Illustration of a nitrogen dioxide molecule (depicted in red and gold) confined within a nano-sized pore of an MFM-300(Al) metal-organic framework material as characterized using neutron scattering at Oak Ridge National Laboratory. (Photo via Oak Ridge National Laboratory)
An international team of scientists has developed a material that can remove nitrogen dioxide gas from the atmosphere in a selective, fully reversible and repeatable manner.
The discovery, published on Monday in the journal Nature Materials, was confirmed using neutron scattering technique at the United States Department of Energy's Oak Ridge National Laboratory.
According to the researchers, the metal-organic framework material (MOF) could lead to air filtration technologies that cost-effectively capture and convert large quantities of targeted gases, including carbon dioxide and other greenhouse gases, to facilitate their long-term sequestration to help mitigate air pollution and global warming.
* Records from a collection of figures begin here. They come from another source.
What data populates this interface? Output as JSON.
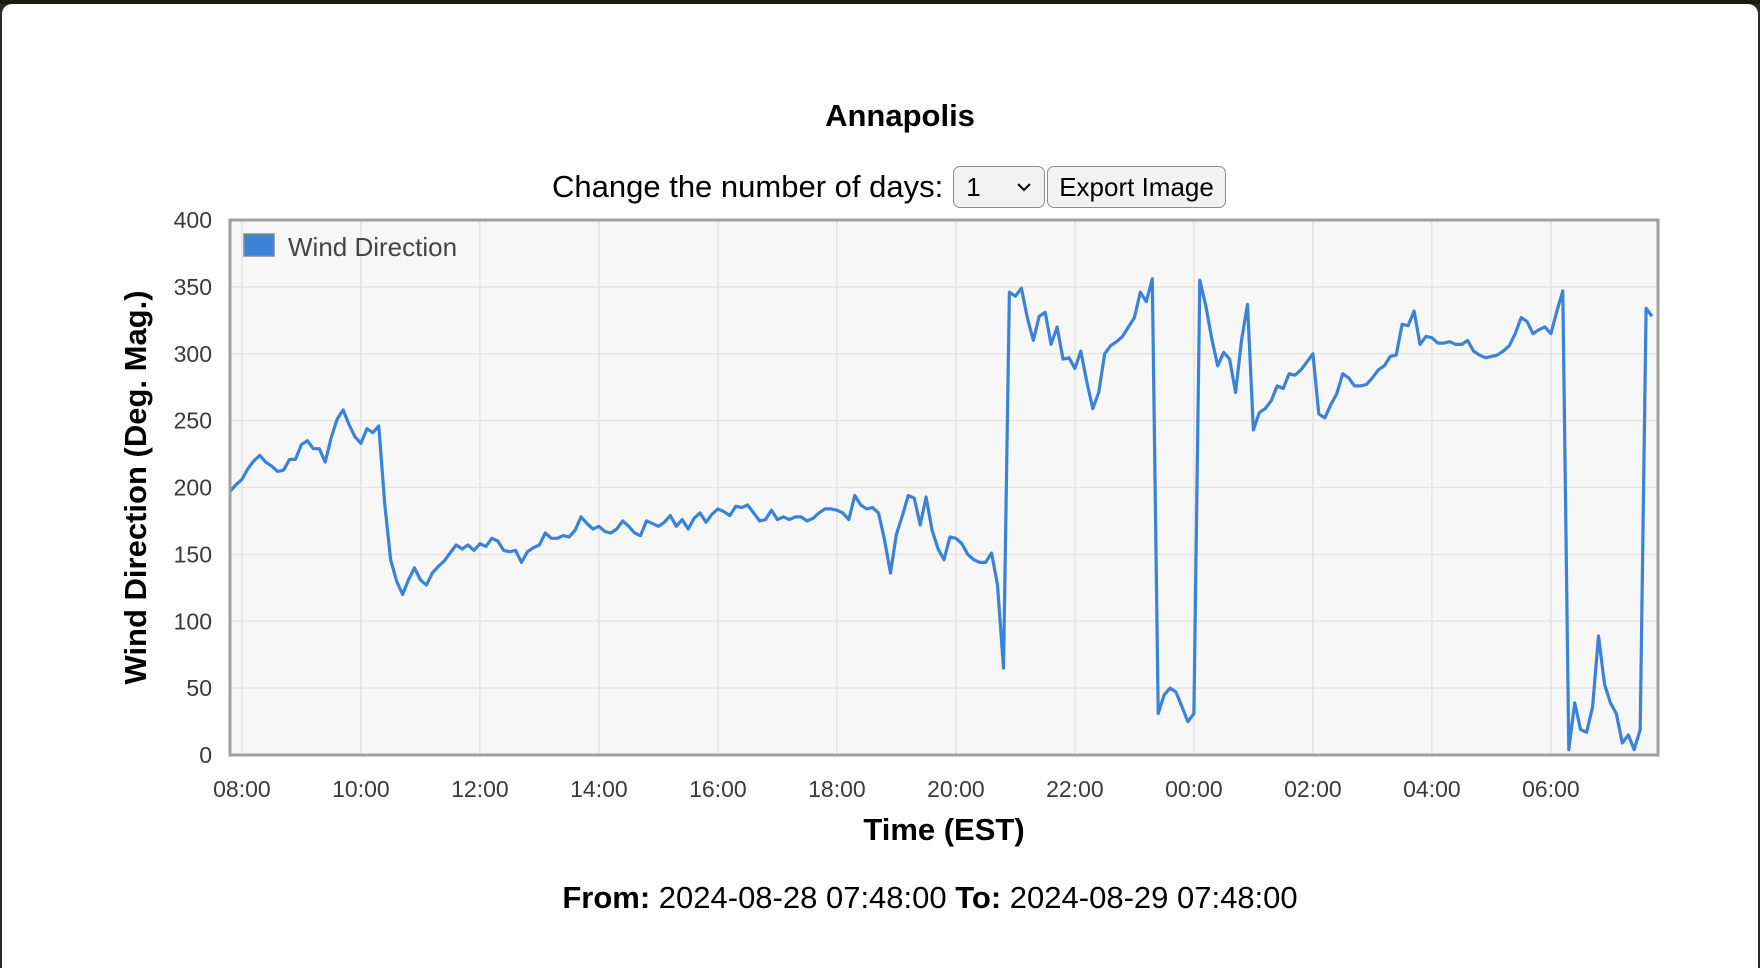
{
  "page": {
    "title": "Annapolis",
    "days_label": "Change the number of days:",
    "days_selected": "1",
    "export_label": "Export Image",
    "from_label": "From:",
    "from_value": "2024-08-28 07:48:00",
    "to_label": "To:",
    "to_value": "2024-08-29 07:48:00"
  },
  "colors": {
    "series": "#3b82d9",
    "plot_bg": "#f7f7f7",
    "plot_border": "#a0a0a0",
    "grid": "#e4e4e4"
  },
  "chart_data": {
    "type": "line",
    "xlabel": "Time (EST)",
    "ylabel": "Wind Direction (Deg. Mag.)",
    "ylim": [
      0,
      400
    ],
    "yticks": [
      0,
      50,
      100,
      150,
      200,
      250,
      300,
      350,
      400
    ],
    "xlim": [
      "2024-08-28 07:48",
      "2024-08-29 07:48"
    ],
    "xticks": [
      {
        "x": "2024-08-28 08:00",
        "label": "08:00"
      },
      {
        "x": "2024-08-28 10:00",
        "label": "10:00"
      },
      {
        "x": "2024-08-28 12:00",
        "label": "12:00"
      },
      {
        "x": "2024-08-28 14:00",
        "label": "14:00"
      },
      {
        "x": "2024-08-28 16:00",
        "label": "16:00"
      },
      {
        "x": "2024-08-28 18:00",
        "label": "18:00"
      },
      {
        "x": "2024-08-28 20:00",
        "label": "20:00"
      },
      {
        "x": "2024-08-28 22:00",
        "label": "22:00"
      },
      {
        "x": "2024-08-29 00:00",
        "label": "00:00"
      },
      {
        "x": "2024-08-29 02:00",
        "label": "02:00"
      },
      {
        "x": "2024-08-29 04:00",
        "label": "04:00"
      },
      {
        "x": "2024-08-29 06:00",
        "label": "06:00"
      }
    ],
    "grid": true,
    "legend": "top-left",
    "series": [
      {
        "name": "Wind Direction",
        "points": [
          [
            "2024-08-28 07:48",
            197
          ],
          [
            "2024-08-28 07:54",
            202
          ],
          [
            "2024-08-28 08:00",
            206
          ],
          [
            "2024-08-28 08:06",
            214
          ],
          [
            "2024-08-28 08:12",
            220
          ],
          [
            "2024-08-28 08:18",
            224
          ],
          [
            "2024-08-28 08:24",
            219
          ],
          [
            "2024-08-28 08:30",
            216
          ],
          [
            "2024-08-28 08:36",
            212
          ],
          [
            "2024-08-28 08:42",
            213
          ],
          [
            "2024-08-28 08:48",
            221
          ],
          [
            "2024-08-28 08:54",
            221
          ],
          [
            "2024-08-28 09:00",
            232
          ],
          [
            "2024-08-28 09:06",
            235
          ],
          [
            "2024-08-28 09:12",
            229
          ],
          [
            "2024-08-28 09:18",
            229
          ],
          [
            "2024-08-28 09:24",
            219
          ],
          [
            "2024-08-28 09:30",
            237
          ],
          [
            "2024-08-28 09:36",
            251
          ],
          [
            "2024-08-28 09:42",
            258
          ],
          [
            "2024-08-28 09:48",
            247
          ],
          [
            "2024-08-28 09:54",
            238
          ],
          [
            "2024-08-28 10:00",
            233
          ],
          [
            "2024-08-28 10:06",
            244
          ],
          [
            "2024-08-28 10:12",
            241
          ],
          [
            "2024-08-28 10:18",
            246
          ],
          [
            "2024-08-28 10:24",
            188
          ],
          [
            "2024-08-28 10:30",
            146
          ],
          [
            "2024-08-28 10:36",
            130
          ],
          [
            "2024-08-28 10:42",
            120
          ],
          [
            "2024-08-28 10:48",
            131
          ],
          [
            "2024-08-28 10:54",
            140
          ],
          [
            "2024-08-28 11:00",
            131
          ],
          [
            "2024-08-28 11:06",
            127
          ],
          [
            "2024-08-28 11:12",
            136
          ],
          [
            "2024-08-28 11:18",
            141
          ],
          [
            "2024-08-28 11:24",
            145
          ],
          [
            "2024-08-28 11:30",
            151
          ],
          [
            "2024-08-28 11:36",
            157
          ],
          [
            "2024-08-28 11:42",
            154
          ],
          [
            "2024-08-28 11:48",
            157
          ],
          [
            "2024-08-28 11:54",
            153
          ],
          [
            "2024-08-28 12:00",
            158
          ],
          [
            "2024-08-28 12:06",
            156
          ],
          [
            "2024-08-28 12:12",
            162
          ],
          [
            "2024-08-28 12:18",
            160
          ],
          [
            "2024-08-28 12:24",
            153
          ],
          [
            "2024-08-28 12:30",
            152
          ],
          [
            "2024-08-28 12:36",
            153
          ],
          [
            "2024-08-28 12:42",
            144
          ],
          [
            "2024-08-28 12:48",
            152
          ],
          [
            "2024-08-28 12:54",
            155
          ],
          [
            "2024-08-28 13:00",
            157
          ],
          [
            "2024-08-28 13:06",
            166
          ],
          [
            "2024-08-28 13:12",
            162
          ],
          [
            "2024-08-28 13:18",
            162
          ],
          [
            "2024-08-28 13:24",
            164
          ],
          [
            "2024-08-28 13:30",
            163
          ],
          [
            "2024-08-28 13:36",
            168
          ],
          [
            "2024-08-28 13:42",
            178
          ],
          [
            "2024-08-28 13:48",
            173
          ],
          [
            "2024-08-28 13:54",
            169
          ],
          [
            "2024-08-28 14:00",
            171
          ],
          [
            "2024-08-28 14:06",
            167
          ],
          [
            "2024-08-28 14:12",
            166
          ],
          [
            "2024-08-28 14:18",
            169
          ],
          [
            "2024-08-28 14:24",
            175
          ],
          [
            "2024-08-28 14:30",
            171
          ],
          [
            "2024-08-28 14:36",
            166
          ],
          [
            "2024-08-28 14:42",
            164
          ],
          [
            "2024-08-28 14:48",
            175
          ],
          [
            "2024-08-28 14:54",
            173
          ],
          [
            "2024-08-28 15:00",
            171
          ],
          [
            "2024-08-28 15:06",
            174
          ],
          [
            "2024-08-28 15:12",
            179
          ],
          [
            "2024-08-28 15:18",
            171
          ],
          [
            "2024-08-28 15:24",
            176
          ],
          [
            "2024-08-28 15:30",
            169
          ],
          [
            "2024-08-28 15:36",
            177
          ],
          [
            "2024-08-28 15:42",
            181
          ],
          [
            "2024-08-28 15:48",
            174
          ],
          [
            "2024-08-28 15:54",
            180
          ],
          [
            "2024-08-28 16:00",
            184
          ],
          [
            "2024-08-28 16:06",
            182
          ],
          [
            "2024-08-28 16:12",
            179
          ],
          [
            "2024-08-28 16:18",
            186
          ],
          [
            "2024-08-28 16:24",
            185
          ],
          [
            "2024-08-28 16:30",
            187
          ],
          [
            "2024-08-28 16:36",
            181
          ],
          [
            "2024-08-28 16:42",
            175
          ],
          [
            "2024-08-28 16:48",
            176
          ],
          [
            "2024-08-28 16:54",
            183
          ],
          [
            "2024-08-28 17:00",
            176
          ],
          [
            "2024-08-28 17:06",
            178
          ],
          [
            "2024-08-28 17:12",
            176
          ],
          [
            "2024-08-28 17:18",
            178
          ],
          [
            "2024-08-28 17:24",
            178
          ],
          [
            "2024-08-28 17:30",
            175
          ],
          [
            "2024-08-28 17:36",
            177
          ],
          [
            "2024-08-28 17:42",
            181
          ],
          [
            "2024-08-28 17:48",
            184
          ],
          [
            "2024-08-28 17:54",
            184
          ],
          [
            "2024-08-28 18:00",
            183
          ],
          [
            "2024-08-28 18:06",
            181
          ],
          [
            "2024-08-28 18:12",
            176
          ],
          [
            "2024-08-28 18:18",
            194
          ],
          [
            "2024-08-28 18:24",
            187
          ],
          [
            "2024-08-28 18:30",
            184
          ],
          [
            "2024-08-28 18:36",
            185
          ],
          [
            "2024-08-28 18:42",
            181
          ],
          [
            "2024-08-28 18:48",
            161
          ],
          [
            "2024-08-28 18:54",
            136
          ],
          [
            "2024-08-28 19:00",
            165
          ],
          [
            "2024-08-28 19:06",
            179
          ],
          [
            "2024-08-28 19:12",
            194
          ],
          [
            "2024-08-28 19:18",
            192
          ],
          [
            "2024-08-28 19:24",
            172
          ],
          [
            "2024-08-28 19:30",
            193
          ],
          [
            "2024-08-28 19:36",
            168
          ],
          [
            "2024-08-28 19:42",
            154
          ],
          [
            "2024-08-28 19:48",
            146
          ],
          [
            "2024-08-28 19:54",
            163
          ],
          [
            "2024-08-28 20:00",
            162
          ],
          [
            "2024-08-28 20:06",
            158
          ],
          [
            "2024-08-28 20:12",
            150
          ],
          [
            "2024-08-28 20:18",
            146
          ],
          [
            "2024-08-28 20:24",
            144
          ],
          [
            "2024-08-28 20:30",
            144
          ],
          [
            "2024-08-28 20:36",
            151
          ],
          [
            "2024-08-28 20:42",
            127
          ],
          [
            "2024-08-28 20:48",
            65
          ],
          [
            "2024-08-28 20:54",
            346
          ],
          [
            "2024-08-28 21:00",
            343
          ],
          [
            "2024-08-28 21:06",
            349
          ],
          [
            "2024-08-28 21:12",
            327
          ],
          [
            "2024-08-28 21:18",
            310
          ],
          [
            "2024-08-28 21:24",
            328
          ],
          [
            "2024-08-28 21:30",
            331
          ],
          [
            "2024-08-28 21:36",
            307
          ],
          [
            "2024-08-28 21:42",
            320
          ],
          [
            "2024-08-28 21:48",
            296
          ],
          [
            "2024-08-28 21:54",
            297
          ],
          [
            "2024-08-28 22:00",
            289
          ],
          [
            "2024-08-28 22:06",
            302
          ],
          [
            "2024-08-28 22:12",
            279
          ],
          [
            "2024-08-28 22:18",
            259
          ],
          [
            "2024-08-28 22:24",
            271
          ],
          [
            "2024-08-28 22:30",
            300
          ],
          [
            "2024-08-28 22:36",
            306
          ],
          [
            "2024-08-28 22:42",
            309
          ],
          [
            "2024-08-28 22:48",
            313
          ],
          [
            "2024-08-28 22:54",
            320
          ],
          [
            "2024-08-28 23:00",
            327
          ],
          [
            "2024-08-28 23:06",
            346
          ],
          [
            "2024-08-28 23:12",
            339
          ],
          [
            "2024-08-28 23:18",
            356
          ],
          [
            "2024-08-28 23:24",
            31
          ],
          [
            "2024-08-28 23:30",
            45
          ],
          [
            "2024-08-28 23:36",
            50
          ],
          [
            "2024-08-28 23:42",
            47
          ],
          [
            "2024-08-28 23:48",
            36
          ],
          [
            "2024-08-28 23:54",
            25
          ],
          [
            "2024-08-29 00:00",
            31
          ],
          [
            "2024-08-29 00:06",
            355
          ],
          [
            "2024-08-29 00:12",
            336
          ],
          [
            "2024-08-29 00:18",
            311
          ],
          [
            "2024-08-29 00:24",
            291
          ],
          [
            "2024-08-29 00:30",
            301
          ],
          [
            "2024-08-29 00:36",
            296
          ],
          [
            "2024-08-29 00:42",
            271
          ],
          [
            "2024-08-29 00:48",
            310
          ],
          [
            "2024-08-29 00:54",
            337
          ],
          [
            "2024-08-29 01:00",
            243
          ],
          [
            "2024-08-29 01:06",
            256
          ],
          [
            "2024-08-29 01:12",
            259
          ],
          [
            "2024-08-29 01:18",
            265
          ],
          [
            "2024-08-29 01:24",
            276
          ],
          [
            "2024-08-29 01:30",
            274
          ],
          [
            "2024-08-29 01:36",
            285
          ],
          [
            "2024-08-29 01:42",
            284
          ],
          [
            "2024-08-29 01:48",
            288
          ],
          [
            "2024-08-29 01:54",
            294
          ],
          [
            "2024-08-29 02:00",
            300
          ],
          [
            "2024-08-29 02:06",
            255
          ],
          [
            "2024-08-29 02:12",
            252
          ],
          [
            "2024-08-29 02:18",
            262
          ],
          [
            "2024-08-29 02:24",
            270
          ],
          [
            "2024-08-29 02:30",
            285
          ],
          [
            "2024-08-29 02:36",
            282
          ],
          [
            "2024-08-29 02:42",
            276
          ],
          [
            "2024-08-29 02:48",
            276
          ],
          [
            "2024-08-29 02:54",
            277
          ],
          [
            "2024-08-29 03:00",
            282
          ],
          [
            "2024-08-29 03:06",
            288
          ],
          [
            "2024-08-29 03:12",
            291
          ],
          [
            "2024-08-29 03:18",
            298
          ],
          [
            "2024-08-29 03:24",
            299
          ],
          [
            "2024-08-29 03:30",
            322
          ],
          [
            "2024-08-29 03:36",
            321
          ],
          [
            "2024-08-29 03:42",
            332
          ],
          [
            "2024-08-29 03:48",
            307
          ],
          [
            "2024-08-29 03:54",
            313
          ],
          [
            "2024-08-29 04:00",
            312
          ],
          [
            "2024-08-29 04:06",
            308
          ],
          [
            "2024-08-29 04:12",
            308
          ],
          [
            "2024-08-29 04:18",
            309
          ],
          [
            "2024-08-29 04:24",
            307
          ],
          [
            "2024-08-29 04:30",
            307
          ],
          [
            "2024-08-29 04:36",
            310
          ],
          [
            "2024-08-29 04:42",
            302
          ],
          [
            "2024-08-29 04:48",
            299
          ],
          [
            "2024-08-29 04:54",
            297
          ],
          [
            "2024-08-29 05:00",
            298
          ],
          [
            "2024-08-29 05:06",
            299
          ],
          [
            "2024-08-29 05:12",
            302
          ],
          [
            "2024-08-29 05:18",
            306
          ],
          [
            "2024-08-29 05:24",
            315
          ],
          [
            "2024-08-29 05:30",
            327
          ],
          [
            "2024-08-29 05:36",
            324
          ],
          [
            "2024-08-29 05:42",
            315
          ],
          [
            "2024-08-29 05:48",
            318
          ],
          [
            "2024-08-29 05:54",
            320
          ],
          [
            "2024-08-29 06:00",
            315
          ],
          [
            "2024-08-29 06:06",
            332
          ],
          [
            "2024-08-29 06:12",
            347
          ],
          [
            "2024-08-29 06:18",
            4
          ],
          [
            "2024-08-29 06:24",
            39
          ],
          [
            "2024-08-29 06:30",
            19
          ],
          [
            "2024-08-29 06:36",
            17
          ],
          [
            "2024-08-29 06:42",
            36
          ],
          [
            "2024-08-29 06:48",
            89
          ],
          [
            "2024-08-29 06:54",
            53
          ],
          [
            "2024-08-29 07:00",
            39
          ],
          [
            "2024-08-29 07:06",
            31
          ],
          [
            "2024-08-29 07:12",
            9
          ],
          [
            "2024-08-29 07:18",
            15
          ],
          [
            "2024-08-29 07:24",
            4
          ],
          [
            "2024-08-29 07:30",
            19
          ],
          [
            "2024-08-29 07:36",
            334
          ],
          [
            "2024-08-29 07:42",
            328
          ]
        ]
      }
    ]
  }
}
It is capable of a reversible, selective capture of nitrogen dioxide at ambient pressures and temperatures, at low concentrations, in the presence of moisture, sulfur dioxide and carbon dioxide.
Illustration of a nitrogen dioxide molecule (depicted in red and gold) confined within a nano-sized pore of an MFM-300(Al) metal-organic framework material as characterized using neutron scattering at Oak Ridge National Laboratory. /Photo via Oak Ridge National Laboratory
Despite the highly reactive nature of nitrogen dioxide, the material proved extremely robust, demonstrating the capability to be fully regenerated, or degassed, multiple times without loss of porosity.
The metal-organic framework material is a highly porous material, which is solid with many internal channels and holes. A sugar-cube-sized MOF might have an internal surface area the size of six football fields.
Capturing greenhouse and toxic gases from the atmosphere has long been a challenge, because of their relatively low concentrations and the presence of moisture in the air, which can negatively affect separating targeted gas molecules from other gases, according to the researchers.
Another challenge has been finding a practical way to release a captured gas for long-term sequestration, such as in underground depleted oil reservoirs or saline-filled rock formations.
The research team involved scientists from institutions in five nations, including the University of Manchester, the University of Nottingham, University of Newcastle upon Tyne, University of Nottingham Ningbo China, Peking University, the International Tomography Center SB RAS, Novosibirsk State University and the European Synchrotron Radiation Facility in Grenoble.